The diagnosis of Boerhaave's syndrome is made primarily from clinical presentation and radiographic evidence. A posteroanterior and lateral chest radiograph is the best method to see indirect signs of esophageal perforation, since up to 90% of patients have abnormal chest x-ray findings, including pleural effusion, pneumothorax, hydropneumothorax, pneumomediastinum, widening mediastinum, and subcutaneous emphysema. However, an immediate chest x-ray after esophageal perforation may be normal, as a pneumomediastinum will take at least an hour to develop and a pleural effusion may take several hours to become discernable (13). A water-soluble contrast swallow study is recommended to confirm the diagnosis by showing leakage of contrast into the mediastinum and/or pleural cavity and to identify the anatomical site of perforation. CT of the chest and upper abdomen with oral contrast can also show the site of perforation and the degree of contamination. Given current access to CT and oral contrast studies, the diagnosis of esophageal rupture was missed and found only at autopsy in only 17% of patients in a recent study (1).

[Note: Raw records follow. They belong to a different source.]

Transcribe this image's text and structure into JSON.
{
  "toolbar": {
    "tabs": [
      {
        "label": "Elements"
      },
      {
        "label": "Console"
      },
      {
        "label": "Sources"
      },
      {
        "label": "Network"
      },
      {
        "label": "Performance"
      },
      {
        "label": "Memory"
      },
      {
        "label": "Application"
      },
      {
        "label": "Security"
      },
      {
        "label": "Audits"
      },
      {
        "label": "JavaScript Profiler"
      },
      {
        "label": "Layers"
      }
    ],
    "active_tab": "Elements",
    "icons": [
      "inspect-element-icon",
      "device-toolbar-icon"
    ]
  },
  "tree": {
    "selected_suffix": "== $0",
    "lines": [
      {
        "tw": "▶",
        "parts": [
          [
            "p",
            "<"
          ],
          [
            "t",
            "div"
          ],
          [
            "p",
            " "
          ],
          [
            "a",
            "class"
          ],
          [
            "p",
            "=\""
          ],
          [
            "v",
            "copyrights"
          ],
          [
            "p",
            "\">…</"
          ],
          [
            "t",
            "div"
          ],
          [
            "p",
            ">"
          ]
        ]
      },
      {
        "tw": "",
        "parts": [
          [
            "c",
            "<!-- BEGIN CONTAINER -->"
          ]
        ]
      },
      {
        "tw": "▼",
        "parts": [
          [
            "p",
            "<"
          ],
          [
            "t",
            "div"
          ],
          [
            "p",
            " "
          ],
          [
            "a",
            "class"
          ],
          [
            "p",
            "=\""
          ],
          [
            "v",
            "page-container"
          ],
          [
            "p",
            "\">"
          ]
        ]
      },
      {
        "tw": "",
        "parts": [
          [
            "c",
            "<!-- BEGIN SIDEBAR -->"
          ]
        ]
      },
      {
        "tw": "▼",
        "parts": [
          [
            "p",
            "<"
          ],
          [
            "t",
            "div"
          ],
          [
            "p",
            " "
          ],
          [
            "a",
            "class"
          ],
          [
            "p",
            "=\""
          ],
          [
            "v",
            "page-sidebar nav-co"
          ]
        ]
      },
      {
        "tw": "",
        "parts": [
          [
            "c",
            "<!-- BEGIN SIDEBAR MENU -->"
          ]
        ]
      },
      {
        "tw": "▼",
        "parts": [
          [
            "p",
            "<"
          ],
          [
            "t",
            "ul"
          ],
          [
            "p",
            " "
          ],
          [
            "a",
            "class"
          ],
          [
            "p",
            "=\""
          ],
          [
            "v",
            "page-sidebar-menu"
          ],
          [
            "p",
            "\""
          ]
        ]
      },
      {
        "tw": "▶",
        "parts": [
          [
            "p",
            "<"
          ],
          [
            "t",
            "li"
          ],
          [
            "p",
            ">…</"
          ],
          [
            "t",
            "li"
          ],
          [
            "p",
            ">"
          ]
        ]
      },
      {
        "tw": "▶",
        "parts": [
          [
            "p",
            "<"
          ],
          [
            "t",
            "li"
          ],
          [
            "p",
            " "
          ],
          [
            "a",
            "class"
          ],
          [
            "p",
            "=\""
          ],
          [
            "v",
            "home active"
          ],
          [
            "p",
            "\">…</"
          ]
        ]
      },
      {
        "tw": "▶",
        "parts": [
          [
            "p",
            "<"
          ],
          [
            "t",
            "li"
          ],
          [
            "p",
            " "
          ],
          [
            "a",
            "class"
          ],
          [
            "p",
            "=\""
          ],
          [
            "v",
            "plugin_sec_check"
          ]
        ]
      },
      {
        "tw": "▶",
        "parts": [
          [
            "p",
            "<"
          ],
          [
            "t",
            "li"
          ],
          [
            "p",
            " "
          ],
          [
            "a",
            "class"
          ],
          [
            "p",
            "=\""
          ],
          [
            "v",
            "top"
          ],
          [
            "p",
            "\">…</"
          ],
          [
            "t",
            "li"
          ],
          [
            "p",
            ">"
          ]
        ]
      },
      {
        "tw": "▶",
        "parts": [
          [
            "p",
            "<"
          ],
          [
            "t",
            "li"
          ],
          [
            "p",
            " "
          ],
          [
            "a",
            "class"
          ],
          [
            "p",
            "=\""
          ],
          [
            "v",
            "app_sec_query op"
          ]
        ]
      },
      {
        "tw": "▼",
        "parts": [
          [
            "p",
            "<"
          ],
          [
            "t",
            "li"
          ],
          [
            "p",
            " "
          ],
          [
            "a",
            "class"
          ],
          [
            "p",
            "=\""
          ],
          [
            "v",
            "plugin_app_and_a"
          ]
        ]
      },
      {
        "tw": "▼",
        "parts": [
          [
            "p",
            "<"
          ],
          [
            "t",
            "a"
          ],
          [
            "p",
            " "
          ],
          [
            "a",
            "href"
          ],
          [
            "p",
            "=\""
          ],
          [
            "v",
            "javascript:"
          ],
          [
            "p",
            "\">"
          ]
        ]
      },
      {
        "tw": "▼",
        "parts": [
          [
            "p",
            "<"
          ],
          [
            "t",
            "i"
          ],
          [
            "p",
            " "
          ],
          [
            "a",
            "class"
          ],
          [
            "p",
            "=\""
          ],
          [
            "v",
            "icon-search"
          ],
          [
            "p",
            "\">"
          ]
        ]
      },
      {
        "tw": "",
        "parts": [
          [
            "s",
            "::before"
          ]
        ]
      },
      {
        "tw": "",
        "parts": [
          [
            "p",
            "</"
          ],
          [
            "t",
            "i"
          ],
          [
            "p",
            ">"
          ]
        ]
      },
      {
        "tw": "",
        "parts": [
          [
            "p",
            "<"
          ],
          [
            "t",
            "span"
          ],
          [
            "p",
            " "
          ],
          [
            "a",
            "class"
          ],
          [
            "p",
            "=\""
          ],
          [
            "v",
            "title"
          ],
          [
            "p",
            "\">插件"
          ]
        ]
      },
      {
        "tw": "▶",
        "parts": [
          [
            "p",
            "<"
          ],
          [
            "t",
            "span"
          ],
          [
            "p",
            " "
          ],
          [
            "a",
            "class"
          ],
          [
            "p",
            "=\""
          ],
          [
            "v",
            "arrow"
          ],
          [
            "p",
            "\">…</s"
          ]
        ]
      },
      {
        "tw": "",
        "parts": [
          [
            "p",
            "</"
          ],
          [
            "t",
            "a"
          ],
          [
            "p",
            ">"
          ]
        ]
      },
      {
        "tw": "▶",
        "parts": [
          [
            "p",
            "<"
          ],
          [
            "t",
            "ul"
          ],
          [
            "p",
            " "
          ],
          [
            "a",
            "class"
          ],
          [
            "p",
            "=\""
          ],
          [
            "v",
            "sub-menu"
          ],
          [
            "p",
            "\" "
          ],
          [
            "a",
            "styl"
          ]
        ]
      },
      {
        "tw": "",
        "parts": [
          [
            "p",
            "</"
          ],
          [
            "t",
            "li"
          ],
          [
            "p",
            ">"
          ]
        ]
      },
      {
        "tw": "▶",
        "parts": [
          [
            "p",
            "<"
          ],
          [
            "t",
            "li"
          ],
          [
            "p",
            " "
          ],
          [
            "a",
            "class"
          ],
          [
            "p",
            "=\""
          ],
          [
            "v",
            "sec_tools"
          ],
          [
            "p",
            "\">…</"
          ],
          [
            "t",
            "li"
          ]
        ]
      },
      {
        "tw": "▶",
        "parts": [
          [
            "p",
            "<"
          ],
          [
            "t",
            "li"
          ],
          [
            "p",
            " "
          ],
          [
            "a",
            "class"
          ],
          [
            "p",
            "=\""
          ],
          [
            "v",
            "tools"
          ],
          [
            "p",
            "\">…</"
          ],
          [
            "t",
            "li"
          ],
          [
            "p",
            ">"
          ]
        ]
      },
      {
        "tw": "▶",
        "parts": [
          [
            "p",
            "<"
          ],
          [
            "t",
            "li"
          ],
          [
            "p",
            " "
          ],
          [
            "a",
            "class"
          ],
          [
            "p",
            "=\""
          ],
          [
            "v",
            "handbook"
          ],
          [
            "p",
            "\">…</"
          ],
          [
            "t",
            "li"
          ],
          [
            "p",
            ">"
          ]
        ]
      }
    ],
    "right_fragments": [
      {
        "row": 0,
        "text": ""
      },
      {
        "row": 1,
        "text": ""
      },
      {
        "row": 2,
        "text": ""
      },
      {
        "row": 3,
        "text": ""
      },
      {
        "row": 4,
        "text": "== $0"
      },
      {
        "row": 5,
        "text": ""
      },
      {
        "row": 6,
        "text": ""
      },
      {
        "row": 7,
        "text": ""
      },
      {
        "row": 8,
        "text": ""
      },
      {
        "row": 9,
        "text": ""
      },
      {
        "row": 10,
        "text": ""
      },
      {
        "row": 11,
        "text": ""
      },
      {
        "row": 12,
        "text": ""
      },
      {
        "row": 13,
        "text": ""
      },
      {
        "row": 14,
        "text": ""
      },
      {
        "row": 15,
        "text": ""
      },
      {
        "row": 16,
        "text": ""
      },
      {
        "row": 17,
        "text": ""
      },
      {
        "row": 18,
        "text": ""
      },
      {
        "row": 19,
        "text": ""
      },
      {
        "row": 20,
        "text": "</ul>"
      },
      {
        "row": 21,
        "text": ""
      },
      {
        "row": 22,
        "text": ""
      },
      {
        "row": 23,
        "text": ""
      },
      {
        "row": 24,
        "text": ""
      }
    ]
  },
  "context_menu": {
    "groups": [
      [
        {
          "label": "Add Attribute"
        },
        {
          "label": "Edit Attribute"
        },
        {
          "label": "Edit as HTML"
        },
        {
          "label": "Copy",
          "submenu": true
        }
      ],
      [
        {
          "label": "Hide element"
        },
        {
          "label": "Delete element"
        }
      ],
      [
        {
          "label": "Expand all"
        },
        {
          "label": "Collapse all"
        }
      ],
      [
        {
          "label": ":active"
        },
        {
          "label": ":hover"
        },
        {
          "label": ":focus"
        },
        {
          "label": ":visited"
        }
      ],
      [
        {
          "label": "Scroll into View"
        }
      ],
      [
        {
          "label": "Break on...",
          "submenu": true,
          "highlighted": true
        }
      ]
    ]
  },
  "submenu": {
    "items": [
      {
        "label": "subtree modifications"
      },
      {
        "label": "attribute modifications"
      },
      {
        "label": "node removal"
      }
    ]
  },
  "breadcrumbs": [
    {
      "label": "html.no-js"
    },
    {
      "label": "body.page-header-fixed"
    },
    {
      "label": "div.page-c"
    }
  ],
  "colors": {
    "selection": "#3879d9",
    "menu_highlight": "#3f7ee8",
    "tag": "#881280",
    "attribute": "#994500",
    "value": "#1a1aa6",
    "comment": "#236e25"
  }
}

Early recognition and operative repair are the mainstays of treatment and provide better outcomes. Dasari and colleagues summarized 27 case series using esophageal stents in patients with esophageal anastomotic leaks and benign perforations. These series included 340 patients, and technical and clinical success rates with stenting were 91% and 81%, respectively. However, 187 patients required thoracotomy procedures, including chest tubes and surgery (14). Salo reported his experience with Boerhaave's syndrome over a three-decade period. His approach includes early antibiotics, a CT study of the thorax and upper abdomen, emergency endoscopy to evaluate the rupture and tissue vitality, and primary esophageal repair with fundic reinforcement when possible. Mortality has fallen from 50% to 5%; all aspects of current management appear to have contributed to this improvement (15). Conservative treatment can be an option for selected patients with small and contained intrathoracic esophageal ruptures (16). Unusual presentations should be kept in mind while evaluating patients with hydropneumothorax, even on the right side.

The only risk factor that might explain esophageal rupture in our patient is nonsteroidal antiinflammatory drug use with a history of esophageal ulcer when he was taking this drug in the past. Our patient had a delayed presentation with a right-sided hydropneumothorax, required surgery, and had a prolonged 19-day hospital course.